Two phases: indexing vs querying

PhaseWhenSteps
IndexingOnce (or on data update)Load → Split → Embed → Store
QueryingEvery user requestEmbed question → Retrieve → Generate

Minimal end-to-end RAG

pip install langchain langchain-openai langchain-chroma langchain-community
pip install pypdf python-dotenv tiktoken
import os
from dotenv import load_dotenv
load_dotenv()   # OPENAI_API_KEY from .env

from langchain_community.document_loaders import PyPDFLoader
from langchain_text_splitters import RecursiveCharacterTextSplitter
from langchain_openai import OpenAIEmbeddings, ChatOpenAI
from langchain_chroma import Chroma
from langchain_core.prompts import ChatPromptTemplate
from langchain_core.output_parsers import StrOutputParser
from langchain_core.runnables import RunnablePassthrough

# ── 1. INDEXING PHASE ──────────────────────────────────────
docs   = PyPDFLoader("handbook.pdf").load()
chunks = RecursiveCharacterTextSplitter(chunk_size=1000, chunk_overlap=200).split_documents(docs)
db     = Chroma.from_documents(chunks, OpenAIEmbeddings(), persist_directory="./db")

# ── 2. QUERYING PHASE ──────────────────────────────────────
retriever = db.as_retriever(search_kwargs={"k": 4})
llm       = ChatOpenAI(model="gpt-4o-mini", temperature=0)

prompt = ChatPromptTemplate.from_messages([
    ("system", "Answer using ONLY the context below.

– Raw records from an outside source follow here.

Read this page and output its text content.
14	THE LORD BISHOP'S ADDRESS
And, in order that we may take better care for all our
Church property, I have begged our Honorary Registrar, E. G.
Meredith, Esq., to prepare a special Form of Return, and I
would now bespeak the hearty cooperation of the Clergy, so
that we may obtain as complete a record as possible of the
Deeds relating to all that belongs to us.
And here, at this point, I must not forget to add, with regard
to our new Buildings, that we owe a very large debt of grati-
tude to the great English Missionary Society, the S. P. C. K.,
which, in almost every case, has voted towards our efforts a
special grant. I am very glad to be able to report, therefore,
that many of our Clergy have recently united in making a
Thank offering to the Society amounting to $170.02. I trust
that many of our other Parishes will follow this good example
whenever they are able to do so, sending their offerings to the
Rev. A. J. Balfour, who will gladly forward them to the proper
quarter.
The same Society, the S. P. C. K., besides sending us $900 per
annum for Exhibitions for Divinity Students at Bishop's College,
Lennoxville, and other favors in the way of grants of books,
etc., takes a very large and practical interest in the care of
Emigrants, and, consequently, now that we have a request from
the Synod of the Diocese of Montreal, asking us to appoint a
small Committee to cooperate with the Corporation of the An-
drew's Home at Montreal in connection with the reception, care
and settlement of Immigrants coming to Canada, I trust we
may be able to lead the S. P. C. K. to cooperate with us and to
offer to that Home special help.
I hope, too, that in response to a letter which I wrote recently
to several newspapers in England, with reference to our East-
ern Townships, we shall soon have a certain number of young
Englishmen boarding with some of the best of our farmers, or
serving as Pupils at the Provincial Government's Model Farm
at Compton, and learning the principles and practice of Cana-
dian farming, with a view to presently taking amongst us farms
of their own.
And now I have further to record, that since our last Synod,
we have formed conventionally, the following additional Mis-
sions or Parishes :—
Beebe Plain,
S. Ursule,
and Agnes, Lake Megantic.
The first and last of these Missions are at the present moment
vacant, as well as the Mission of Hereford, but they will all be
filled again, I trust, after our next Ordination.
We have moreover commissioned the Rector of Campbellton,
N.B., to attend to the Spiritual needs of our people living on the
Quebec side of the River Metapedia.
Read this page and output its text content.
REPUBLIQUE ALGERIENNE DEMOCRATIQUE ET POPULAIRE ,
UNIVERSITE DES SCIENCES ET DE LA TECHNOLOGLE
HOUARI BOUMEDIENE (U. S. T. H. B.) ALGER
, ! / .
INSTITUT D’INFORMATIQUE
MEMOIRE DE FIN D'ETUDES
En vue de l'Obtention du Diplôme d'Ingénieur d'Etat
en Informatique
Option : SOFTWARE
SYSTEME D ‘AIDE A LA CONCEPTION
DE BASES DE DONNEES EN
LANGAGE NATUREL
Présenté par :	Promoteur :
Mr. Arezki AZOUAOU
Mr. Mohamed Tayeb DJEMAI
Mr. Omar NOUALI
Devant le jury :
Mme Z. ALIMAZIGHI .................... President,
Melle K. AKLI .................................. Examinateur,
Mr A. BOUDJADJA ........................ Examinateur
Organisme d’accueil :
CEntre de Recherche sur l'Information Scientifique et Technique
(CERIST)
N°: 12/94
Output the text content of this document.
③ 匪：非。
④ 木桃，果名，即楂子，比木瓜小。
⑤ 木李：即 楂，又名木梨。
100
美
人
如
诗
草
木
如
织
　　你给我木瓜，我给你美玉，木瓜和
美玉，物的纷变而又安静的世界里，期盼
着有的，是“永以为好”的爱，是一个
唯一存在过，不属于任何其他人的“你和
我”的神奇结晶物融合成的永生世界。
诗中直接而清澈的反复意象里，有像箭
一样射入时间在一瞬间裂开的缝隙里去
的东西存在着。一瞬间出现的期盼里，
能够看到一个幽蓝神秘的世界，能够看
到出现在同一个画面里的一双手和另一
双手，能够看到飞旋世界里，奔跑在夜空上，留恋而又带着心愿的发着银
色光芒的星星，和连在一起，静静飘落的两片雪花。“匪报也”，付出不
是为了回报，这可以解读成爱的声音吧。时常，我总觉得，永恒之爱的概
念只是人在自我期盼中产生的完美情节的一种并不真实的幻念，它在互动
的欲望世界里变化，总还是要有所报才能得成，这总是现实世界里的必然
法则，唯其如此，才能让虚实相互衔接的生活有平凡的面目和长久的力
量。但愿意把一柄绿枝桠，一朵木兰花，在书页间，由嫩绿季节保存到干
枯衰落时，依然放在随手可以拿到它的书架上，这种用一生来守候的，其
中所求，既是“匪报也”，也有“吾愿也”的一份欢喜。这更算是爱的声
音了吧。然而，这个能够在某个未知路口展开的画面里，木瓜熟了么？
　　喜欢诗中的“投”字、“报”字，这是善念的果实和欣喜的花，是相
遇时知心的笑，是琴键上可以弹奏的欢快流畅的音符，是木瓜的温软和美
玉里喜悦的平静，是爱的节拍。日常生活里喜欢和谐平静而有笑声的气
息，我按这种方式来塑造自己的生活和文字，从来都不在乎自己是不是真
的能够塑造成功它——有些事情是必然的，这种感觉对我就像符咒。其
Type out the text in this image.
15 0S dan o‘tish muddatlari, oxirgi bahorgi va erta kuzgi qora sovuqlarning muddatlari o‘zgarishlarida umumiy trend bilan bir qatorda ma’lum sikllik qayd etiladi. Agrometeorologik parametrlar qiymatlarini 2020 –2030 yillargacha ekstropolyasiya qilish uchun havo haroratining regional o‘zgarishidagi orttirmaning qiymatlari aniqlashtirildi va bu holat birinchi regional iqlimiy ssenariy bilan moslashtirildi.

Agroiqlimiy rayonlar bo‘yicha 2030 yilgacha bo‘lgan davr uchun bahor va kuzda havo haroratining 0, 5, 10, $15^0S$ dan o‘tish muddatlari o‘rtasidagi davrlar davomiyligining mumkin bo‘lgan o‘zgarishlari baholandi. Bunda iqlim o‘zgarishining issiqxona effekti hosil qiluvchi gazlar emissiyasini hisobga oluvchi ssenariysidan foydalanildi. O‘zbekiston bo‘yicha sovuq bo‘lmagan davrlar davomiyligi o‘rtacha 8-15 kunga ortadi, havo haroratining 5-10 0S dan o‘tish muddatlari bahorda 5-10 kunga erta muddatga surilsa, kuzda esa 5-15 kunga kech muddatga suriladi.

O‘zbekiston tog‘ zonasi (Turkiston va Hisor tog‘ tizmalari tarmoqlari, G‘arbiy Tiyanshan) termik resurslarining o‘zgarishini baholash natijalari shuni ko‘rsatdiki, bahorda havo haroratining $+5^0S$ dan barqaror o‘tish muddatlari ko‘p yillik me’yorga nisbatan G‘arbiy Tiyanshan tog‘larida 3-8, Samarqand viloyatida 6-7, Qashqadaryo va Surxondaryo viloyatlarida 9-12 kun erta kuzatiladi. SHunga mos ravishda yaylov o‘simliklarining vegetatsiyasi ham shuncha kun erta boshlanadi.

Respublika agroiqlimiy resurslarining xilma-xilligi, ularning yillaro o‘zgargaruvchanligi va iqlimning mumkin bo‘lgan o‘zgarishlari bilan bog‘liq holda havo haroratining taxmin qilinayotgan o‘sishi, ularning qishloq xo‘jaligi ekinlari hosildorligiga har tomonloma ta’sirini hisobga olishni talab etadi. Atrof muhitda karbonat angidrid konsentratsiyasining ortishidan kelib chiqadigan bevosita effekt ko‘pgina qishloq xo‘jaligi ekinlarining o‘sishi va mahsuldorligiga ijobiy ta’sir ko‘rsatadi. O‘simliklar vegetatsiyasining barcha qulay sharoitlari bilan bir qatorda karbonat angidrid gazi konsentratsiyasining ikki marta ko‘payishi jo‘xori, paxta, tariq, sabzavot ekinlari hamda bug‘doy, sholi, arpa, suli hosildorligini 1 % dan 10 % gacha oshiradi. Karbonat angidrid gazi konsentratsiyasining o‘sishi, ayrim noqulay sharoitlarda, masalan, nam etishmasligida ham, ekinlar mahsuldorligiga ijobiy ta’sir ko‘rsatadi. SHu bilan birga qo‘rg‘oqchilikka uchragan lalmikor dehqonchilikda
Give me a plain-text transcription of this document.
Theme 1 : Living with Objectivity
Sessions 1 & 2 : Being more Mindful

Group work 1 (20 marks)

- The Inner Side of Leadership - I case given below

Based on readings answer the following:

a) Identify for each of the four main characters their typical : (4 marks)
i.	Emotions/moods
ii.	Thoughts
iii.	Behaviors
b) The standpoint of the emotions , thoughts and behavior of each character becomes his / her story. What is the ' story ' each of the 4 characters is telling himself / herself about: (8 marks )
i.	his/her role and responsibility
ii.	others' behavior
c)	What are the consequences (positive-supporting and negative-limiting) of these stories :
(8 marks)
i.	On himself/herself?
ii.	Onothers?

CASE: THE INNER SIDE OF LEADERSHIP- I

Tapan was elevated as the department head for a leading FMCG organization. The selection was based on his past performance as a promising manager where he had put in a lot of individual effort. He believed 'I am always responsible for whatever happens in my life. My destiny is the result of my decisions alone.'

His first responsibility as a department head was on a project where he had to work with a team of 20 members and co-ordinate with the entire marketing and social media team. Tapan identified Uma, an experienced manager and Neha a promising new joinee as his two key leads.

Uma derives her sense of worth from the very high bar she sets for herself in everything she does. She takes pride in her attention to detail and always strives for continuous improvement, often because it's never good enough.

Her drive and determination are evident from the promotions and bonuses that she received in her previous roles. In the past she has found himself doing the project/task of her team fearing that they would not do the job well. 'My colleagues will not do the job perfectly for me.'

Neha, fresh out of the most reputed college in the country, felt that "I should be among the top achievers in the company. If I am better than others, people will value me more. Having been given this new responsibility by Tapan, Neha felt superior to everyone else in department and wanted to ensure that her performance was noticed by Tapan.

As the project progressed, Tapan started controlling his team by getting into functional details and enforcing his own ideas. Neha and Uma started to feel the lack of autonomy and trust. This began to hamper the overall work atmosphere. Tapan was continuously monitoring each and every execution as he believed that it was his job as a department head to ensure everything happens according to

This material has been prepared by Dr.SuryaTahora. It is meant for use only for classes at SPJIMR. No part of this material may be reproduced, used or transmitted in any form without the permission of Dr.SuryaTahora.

If unsure, say 'I don't know'.\n\nContext:\n{context}"),
    ("human", "{question}"),
])

rag_chain = (
    {"context": retriever | (lambda docs: "\n\n".join(d.page_content for d in docs)),
     "question": RunnablePassthrough()}
    | prompt | llm | StrOutputParser()
)

print(rag_chain.invoke("What is the vacation policy?"))

RAG use cases

Use caseDocuments indexed
Enterprise Q&A botInternal wikis, Confluence, HR policies
Customer supportProduct docs, FAQs, troubleshooting guides
Legal / complianceContracts, regulations, case law
Code assistantCodebase, API docs, architecture docs
Medical referenceResearch papers, clinical guidelines
Financial analysisEarnings reports, SEC filings, market data

RAG vs fine-tuning

RAGFine-tuning
CostLow — just indexingHigh — GPU compute
Update dataRe-index in minutesRe-train (hours/days)
Hallucination controlHigh — grounded in docsLow
Teach new skillsNoYes
Best forKnowledge, facts, documentsStyle, format, tasks
Start simple: A basic RAG pipeline — PDF → split → Chroma → retrieve → GPT-4o-mini — often outperforms fine-tuned models on factual Q&A tasks and takes under an hour to build. Only reach for advanced techniques (re-ranking, HyDE, CRAG) after measuring where your baseline falls short.